Nyonya Hwang memeluk erat tubuh Rio dari belakang.

"Jangan anak ku, jangan kotori tangan mu, kamu anak eomma kan, tolong dengar kan, eomma mohon, eomma tak ingin hidup mu berakhir sia-sia nanti nya, Tiffany membutuhkan mu sekarang" bujuk Hwang eomma, sambil terisak.
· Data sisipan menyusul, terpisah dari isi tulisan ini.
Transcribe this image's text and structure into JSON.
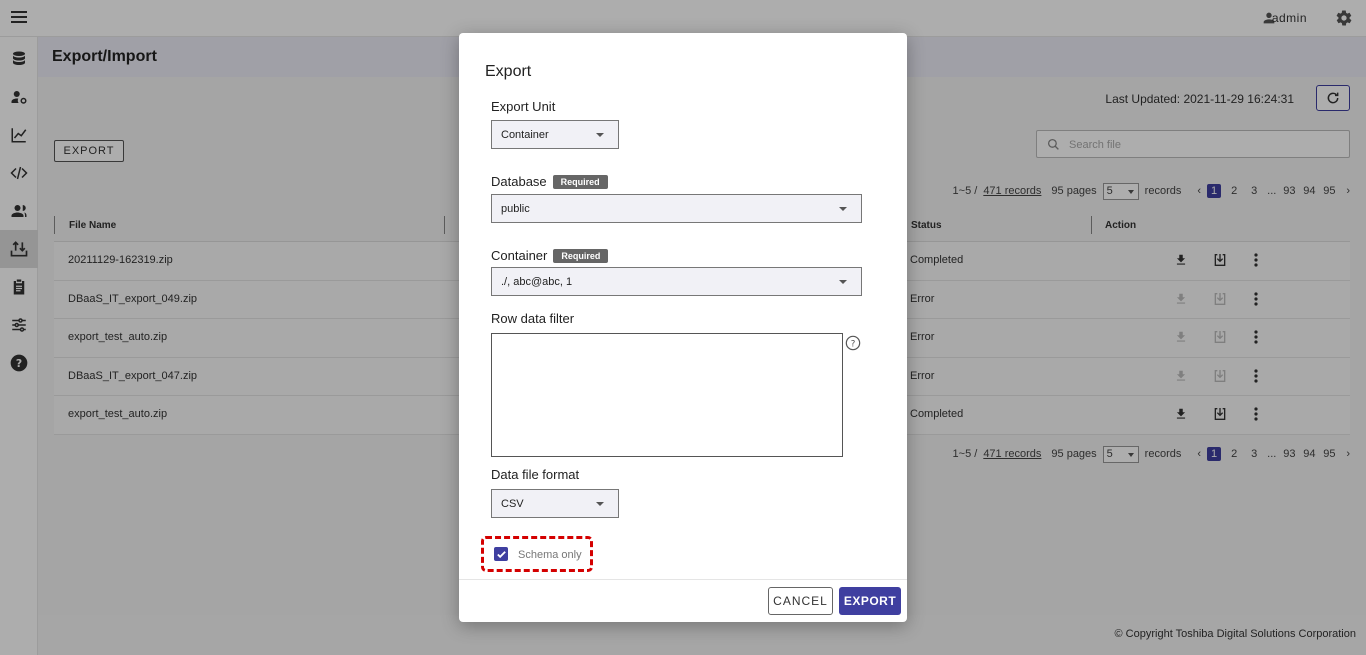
{
  "topbar": {
    "user": "admin"
  },
  "sidebar": {
    "items": [
      {
        "icon": "database-icon"
      },
      {
        "icon": "user-settings-icon"
      },
      {
        "icon": "chart-line-icon"
      },
      {
        "icon": "code-icon"
      },
      {
        "icon": "users-icon"
      },
      {
        "icon": "export-import-icon",
        "active": true
      },
      {
        "icon": "clipboard-icon"
      },
      {
        "icon": "settings-sliders-icon"
      },
      {
        "icon": "help-icon"
      }
    ]
  },
  "page": {
    "title": "Export/Import",
    "last_updated": "Last Updated: 2021-11-29 16:24:31",
    "export_button": "EXPORT",
    "search_placeholder": "Search file"
  },
  "pager": {
    "range": "1~5 /",
    "records_link": "471 records",
    "pages": "95 pages",
    "per_page": "5",
    "records_label": "records",
    "pages_list": [
      "1",
      "2",
      "3",
      "...",
      "93",
      "94",
      "95"
    ],
    "current": "1"
  },
  "table": {
    "columns": {
      "file_name": "File Name",
      "status": "Status",
      "action": "Action"
    },
    "rows": [
      {
        "file": "20211129-162319.zip",
        "status": "Completed",
        "enabled": true
      },
      {
        "file": "DBaaS_IT_export_049.zip",
        "status": "Error",
        "enabled": false
      },
      {
        "file": "export_test_auto.zip",
        "status": "Error",
        "enabled": false
      },
      {
        "file": "DBaaS_IT_export_047.zip",
        "status": "Error",
        "enabled": false
      },
      {
        "file": "export_test_auto.zip",
        "status": "Completed",
        "enabled": true
      }
    ]
  },
  "footer": {
    "copyright": "© Copyright Toshiba Digital Solutions Corporation"
  },
  "dialog": {
    "title": "Export",
    "export_unit_label": "Export Unit",
    "export_unit_value": "Container",
    "database_label": "Database",
    "required": "Required",
    "database_value": "public",
    "container_label": "Container",
    "container_value": "./, abc@abc, 1",
    "row_filter_label": "Row data filter",
    "row_filter_value": "",
    "format_label": "Data file format",
    "format_value": "CSV",
    "schema_only_label": "Schema only",
    "schema_only_checked": true,
    "cancel": "CANCEL",
    "export": "EXPORT"
  },
  "colors": {
    "accent": "#3f3fa0",
    "highlight": "#d40000"
  }
}
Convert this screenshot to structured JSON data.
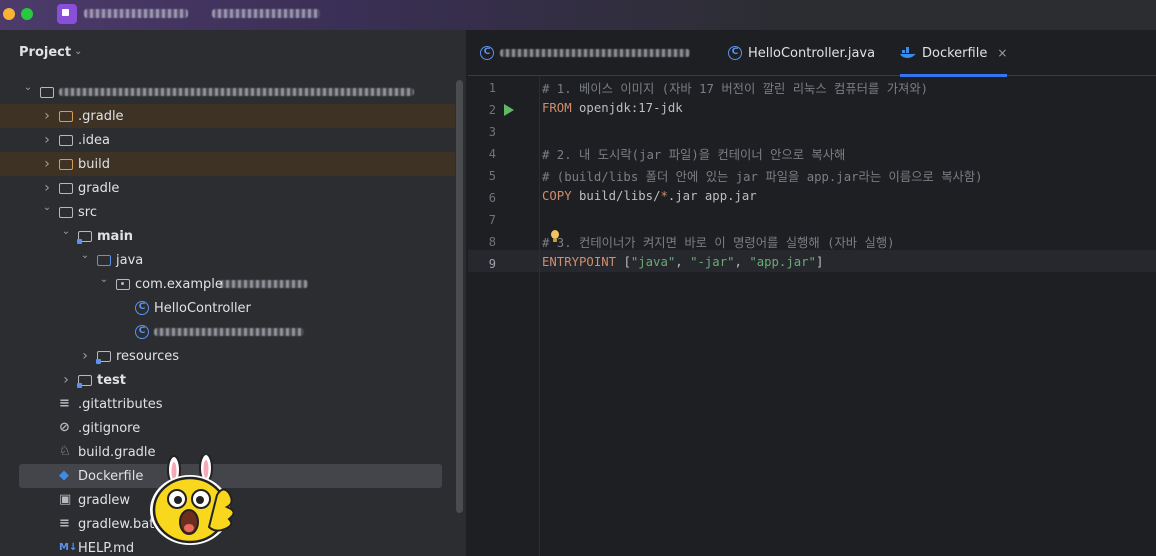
{
  "titlebar": {
    "project_badge_color": "#8a4fd8"
  },
  "panel": {
    "title": "Project",
    "chevron": "⌄"
  },
  "tree": [
    {
      "id": "root",
      "label": "",
      "depth": 0,
      "kind": "root",
      "expanded": true
    },
    {
      "id": "gradle-hidden",
      "label": ".gradle",
      "depth": 1,
      "kind": "folder-orange",
      "expanded": false,
      "highlight": "brown"
    },
    {
      "id": "idea",
      "label": ".idea",
      "depth": 1,
      "kind": "folder-plain",
      "expanded": false
    },
    {
      "id": "build",
      "label": "build",
      "depth": 1,
      "kind": "folder-orange",
      "expanded": false,
      "highlight": "brown"
    },
    {
      "id": "gradle",
      "label": "gradle",
      "depth": 1,
      "kind": "folder-plain",
      "expanded": false
    },
    {
      "id": "src",
      "label": "src",
      "depth": 1,
      "kind": "folder-plain",
      "expanded": true
    },
    {
      "id": "main",
      "label": "main",
      "depth": 2,
      "kind": "folder-module",
      "expanded": true,
      "bold": true
    },
    {
      "id": "java",
      "label": "java",
      "depth": 3,
      "kind": "folder-blue",
      "expanded": true
    },
    {
      "id": "pkg",
      "label": "com.example",
      "depth": 4,
      "kind": "package",
      "expanded": true
    },
    {
      "id": "hello",
      "label": "HelloController",
      "depth": 5,
      "kind": "class"
    },
    {
      "id": "app",
      "label": "",
      "depth": 5,
      "kind": "class-app"
    },
    {
      "id": "resources",
      "label": "resources",
      "depth": 3,
      "kind": "folder-res",
      "expanded": false
    },
    {
      "id": "test",
      "label": "test",
      "depth": 2,
      "kind": "folder-module",
      "expanded": false,
      "bold": true
    },
    {
      "id": "gitattributes",
      "label": ".gitattributes",
      "depth": 1,
      "kind": "file-text"
    },
    {
      "id": "gitignore",
      "label": ".gitignore",
      "depth": 1,
      "kind": "file-ignore"
    },
    {
      "id": "buildgradle",
      "label": "build.gradle",
      "depth": 1,
      "kind": "file-gradle"
    },
    {
      "id": "dockerfile",
      "label": "Dockerfile",
      "depth": 1,
      "kind": "file-docker",
      "selected": true
    },
    {
      "id": "gradlew",
      "label": "gradlew",
      "depth": 1,
      "kind": "file-shell"
    },
    {
      "id": "gradlewbat",
      "label": "gradlew.bat",
      "depth": 1,
      "kind": "file-text"
    },
    {
      "id": "helpmd",
      "label": "HELP.md",
      "depth": 1,
      "kind": "file-md"
    }
  ],
  "tabs": [
    {
      "label": "",
      "icon": "class-app-icon"
    },
    {
      "label": "HelloController.java",
      "icon": "class-icon"
    },
    {
      "label": "Dockerfile",
      "icon": "docker-icon",
      "active": true,
      "close": "×"
    }
  ],
  "editor": {
    "current_line": 9,
    "lines": [
      {
        "n": "1",
        "tokens": [
          {
            "t": "cmt",
            "v": "# 1. 베이스 이미지 (자바 17 버전이 깔린 리눅스 컴퓨터를 가져와)"
          }
        ]
      },
      {
        "n": "2",
        "run": true,
        "tokens": [
          {
            "t": "kw",
            "v": "FROM "
          },
          {
            "t": "plain",
            "v": "openjdk:17-jdk"
          }
        ]
      },
      {
        "n": "3",
        "tokens": []
      },
      {
        "n": "4",
        "tokens": [
          {
            "t": "cmt",
            "v": "# 2. 내 도시락(jar 파일)을 컨테이너 안으로 복사해"
          }
        ]
      },
      {
        "n": "5",
        "tokens": [
          {
            "t": "cmt",
            "v": "# (build/libs 폴더 안에 있는 jar 파일을 app.jar라는 이름으로 복사함)"
          }
        ]
      },
      {
        "n": "6",
        "tokens": [
          {
            "t": "kw",
            "v": "COPY "
          },
          {
            "t": "plain",
            "v": "build/libs/"
          },
          {
            "t": "kw",
            "v": "*"
          },
          {
            "t": "plain",
            "v": ".jar app.jar"
          }
        ]
      },
      {
        "n": "7",
        "tokens": []
      },
      {
        "n": "8",
        "tokens": [
          {
            "t": "cmt",
            "v": "# 3. 컨테이너가 켜지면 바로 이 명령어를 실행해 (자바 실행)"
          }
        ]
      },
      {
        "n": "9",
        "tokens": [
          {
            "t": "kw",
            "v": "ENTRYPOINT "
          },
          {
            "t": "plain",
            "v": "["
          },
          {
            "t": "str",
            "v": "\"java\""
          },
          {
            "t": "plain",
            "v": ", "
          },
          {
            "t": "str",
            "v": "\"-jar\""
          },
          {
            "t": "plain",
            "v": ", "
          },
          {
            "t": "str",
            "v": "\"app.jar\""
          },
          {
            "t": "plain",
            "v": "]"
          }
        ]
      }
    ]
  },
  "colors": {
    "accent": "#3574f0",
    "keyword": "#cf8e6d",
    "string": "#6aab73",
    "comment": "#7a7e85"
  }
}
Tuan Hwang ikut mendekat, pelan-pelan ia mengambil alih pistol dari tangan kanan Rio, yang tak melawan, dan begitu ia melepaskan genggaman nya pada gagang pistol, Jenno dan Mark pun langsung menahan tubuh Rio yang lunglai, dan memapah nya keluar, di ikuti oleh Hwang eomma dibelakang nya.

Tuan Hwang menatap dingin ke arah Nickhun yang menghela nafas lega, karena nyawanya terselamatkan.





Bugh







"Aaahh" erang Nickhun yang langsung merintih kesakitan sambil memegang hidung nya yang mengeluarkan darah segar, karena mendapat pukulan dari tuan Hwang dengan besi gagang pistol, puas mematahkan hidung pria yang mencelakai putri nya, pria paruh baya itu keluar dari ruangan begitu saja, dan menyerahkan pistolnya kembali pada Mark.

Rio termenung, menunggu operasi sang istri yang tak kunjung selesai, karena luka nya yang begitu parah, tuan dan nyonya Hwang duduk disamping Rio, untuk menenangkan menantu nya itu, lima jam lama nya operasi berlangsung, tepat jam delapan pagi, lampu ruang operasi mati, lima menit kemudian dokter keluar, keluarga Tiffany pun langsung menghampiri sang dokter.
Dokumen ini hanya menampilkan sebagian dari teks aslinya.